Sobre a Orquestra Sinfônica do Estado de São Paulo – Osesp
Fundada em 1954, desde 2005 é administrada pela Fundação Osesp. Thierry Fischer tornou-se Diretor Musical e Regente Titular em 2020, tendo sido precedido, de 2012 a 2019, por Marin Alsop, que agora é Regente de Honra. Seus antecessores foram Yan Pascal Tortelier, John Neschling, Eleazar de Carvalho, Bruno Roccella e Souza Lima. Em 2016, a Orquestra esteve nos principais festivais da Europa e, em 2019, realizou turnê na China. Em 2018, a gravação das Sinfonias de Villa-Lobos, regidas por Isaac Karabtchevsky, recebeu o Grande Prêmio da Revista Concerto e o Prêmio da Música Brasileira. Em outubro de 2022, a Osesp estreou no Carnegie Hall, em Nova York, realizando dois programas – o primeiro como convidada da série oficial de assinaturas da casa, o segundo com o elogiado projeto Floresta Villa-Lobos.
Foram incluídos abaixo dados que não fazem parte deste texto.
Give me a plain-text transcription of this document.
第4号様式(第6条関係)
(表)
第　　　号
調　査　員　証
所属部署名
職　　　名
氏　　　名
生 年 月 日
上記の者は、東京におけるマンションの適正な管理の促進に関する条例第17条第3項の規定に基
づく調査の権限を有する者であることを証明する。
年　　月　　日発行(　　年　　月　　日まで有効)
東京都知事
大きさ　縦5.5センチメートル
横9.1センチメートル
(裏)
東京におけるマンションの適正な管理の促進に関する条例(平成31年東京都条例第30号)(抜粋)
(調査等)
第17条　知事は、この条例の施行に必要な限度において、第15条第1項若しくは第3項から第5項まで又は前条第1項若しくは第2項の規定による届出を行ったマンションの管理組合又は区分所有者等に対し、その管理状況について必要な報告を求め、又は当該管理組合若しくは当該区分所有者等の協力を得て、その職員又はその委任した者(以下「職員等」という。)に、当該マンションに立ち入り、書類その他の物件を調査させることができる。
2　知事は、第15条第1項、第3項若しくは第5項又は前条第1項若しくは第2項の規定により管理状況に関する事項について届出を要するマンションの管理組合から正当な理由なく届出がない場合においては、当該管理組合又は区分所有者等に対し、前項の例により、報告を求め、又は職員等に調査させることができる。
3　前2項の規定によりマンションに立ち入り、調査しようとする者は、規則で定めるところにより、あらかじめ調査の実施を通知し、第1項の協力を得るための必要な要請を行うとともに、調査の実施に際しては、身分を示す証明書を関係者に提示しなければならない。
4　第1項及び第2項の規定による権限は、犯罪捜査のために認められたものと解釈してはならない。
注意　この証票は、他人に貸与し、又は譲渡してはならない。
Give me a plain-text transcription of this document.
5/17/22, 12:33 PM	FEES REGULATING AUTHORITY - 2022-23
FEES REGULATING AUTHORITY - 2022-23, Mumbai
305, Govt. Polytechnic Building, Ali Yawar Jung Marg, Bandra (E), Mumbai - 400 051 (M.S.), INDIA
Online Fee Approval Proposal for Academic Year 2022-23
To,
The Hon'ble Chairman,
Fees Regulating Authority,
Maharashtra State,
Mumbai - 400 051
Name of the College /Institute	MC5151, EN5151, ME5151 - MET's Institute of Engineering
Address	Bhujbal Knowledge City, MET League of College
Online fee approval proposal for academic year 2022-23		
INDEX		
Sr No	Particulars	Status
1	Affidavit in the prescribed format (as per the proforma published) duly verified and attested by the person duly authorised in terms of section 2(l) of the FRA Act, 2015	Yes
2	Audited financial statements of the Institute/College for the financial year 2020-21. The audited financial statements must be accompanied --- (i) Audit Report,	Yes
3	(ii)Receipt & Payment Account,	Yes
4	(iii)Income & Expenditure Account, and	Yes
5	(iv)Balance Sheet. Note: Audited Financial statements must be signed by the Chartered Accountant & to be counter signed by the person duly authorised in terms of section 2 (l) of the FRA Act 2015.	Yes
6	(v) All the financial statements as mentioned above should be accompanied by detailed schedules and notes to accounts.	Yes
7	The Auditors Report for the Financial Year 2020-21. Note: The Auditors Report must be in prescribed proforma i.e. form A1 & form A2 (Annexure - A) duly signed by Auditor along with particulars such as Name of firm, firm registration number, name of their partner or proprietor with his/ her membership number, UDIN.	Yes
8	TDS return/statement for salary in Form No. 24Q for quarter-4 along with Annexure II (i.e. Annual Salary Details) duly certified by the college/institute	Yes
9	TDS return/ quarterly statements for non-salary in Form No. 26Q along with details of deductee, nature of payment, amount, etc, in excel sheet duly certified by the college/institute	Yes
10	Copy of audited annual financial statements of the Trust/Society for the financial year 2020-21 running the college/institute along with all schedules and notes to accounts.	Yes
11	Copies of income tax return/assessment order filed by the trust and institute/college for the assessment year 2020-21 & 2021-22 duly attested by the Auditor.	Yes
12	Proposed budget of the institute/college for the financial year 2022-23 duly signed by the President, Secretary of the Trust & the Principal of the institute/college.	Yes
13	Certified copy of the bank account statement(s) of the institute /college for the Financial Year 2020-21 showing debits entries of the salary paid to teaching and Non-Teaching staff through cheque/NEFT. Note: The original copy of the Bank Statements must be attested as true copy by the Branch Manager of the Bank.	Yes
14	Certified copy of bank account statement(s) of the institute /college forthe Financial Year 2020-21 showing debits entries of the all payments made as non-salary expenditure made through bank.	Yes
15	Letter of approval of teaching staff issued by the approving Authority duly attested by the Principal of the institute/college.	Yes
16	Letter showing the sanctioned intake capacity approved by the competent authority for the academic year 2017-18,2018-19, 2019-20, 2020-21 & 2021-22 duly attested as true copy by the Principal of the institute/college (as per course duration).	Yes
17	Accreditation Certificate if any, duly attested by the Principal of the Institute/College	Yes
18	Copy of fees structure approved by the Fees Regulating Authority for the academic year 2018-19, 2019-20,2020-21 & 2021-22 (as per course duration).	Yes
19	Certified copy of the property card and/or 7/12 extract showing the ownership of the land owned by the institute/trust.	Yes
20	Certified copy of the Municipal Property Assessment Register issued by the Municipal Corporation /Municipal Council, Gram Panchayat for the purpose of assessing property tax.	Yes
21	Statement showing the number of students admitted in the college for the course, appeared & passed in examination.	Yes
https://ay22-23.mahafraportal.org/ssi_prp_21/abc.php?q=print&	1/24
Gravação Osesp, Isaac Karabtchevsky e Antonio Meneses – álbum dedicado Villa Lobos (20.4.2022) – foto © Isadora Vitti

Sobre Antonio Meneses
Antonio Meneses tem uma carreira que inclui apresentações com orquestras como a Filarmônica de Berlim, Concertgebouw Amsterdam, Sinfônica de Londres, Sinfônicas da BBC, de Israel, de Nova York e de São Petersburgo, dividindo o palco com maestros como H. von Karajan, C. Abbado, R. Muti, R. Chailly, Mariss Jansons, Mstislav Rostropóvitch e participações nos festivais de Salzburgo, Lucerna, Viena, Berlim, Praga e Mostly Mozart, entre outros. Sua carreira internacional teve impulso quando venceu o 1º Prêmio e Medalha de Ouro no Concurso Tchaikovsky de Moscou, em 1982. Foi membro do renomado Beaux-Arts Trio e sua grande discografia inclui duas gravações com a Filarmônica de Berlim. Além de se dedicar a uma intensa agenda de concertos, é professor de violoncelo na Hochschule der Künste de Berna e ministra cursos de aperfeiçoamento na Europa, Américas e Japão.

Sobre Isaac Karabtchevsky
Diretor Artístico e Regente Titular da Orquestra Petrobras Sinfônica, é também Diretor Artístico do Instituto Baccarelli e da Orquestra Sinfônica de Heliópolis. Com o projeto de gravação integral das Sinfonias de Villa-Lobos, com a Osesp, conquistou quatro vezes o Prêmio da Música Brasileira (2014-15-16-18). Foi Diretor Musical do Teatro La Fenice (Veneza), da Orchestre National des Pays de la Loire (França) e da Orquestra Tonkünstler (Viena). Desde 2000 é professor no Musica Riva Festival, na Itália.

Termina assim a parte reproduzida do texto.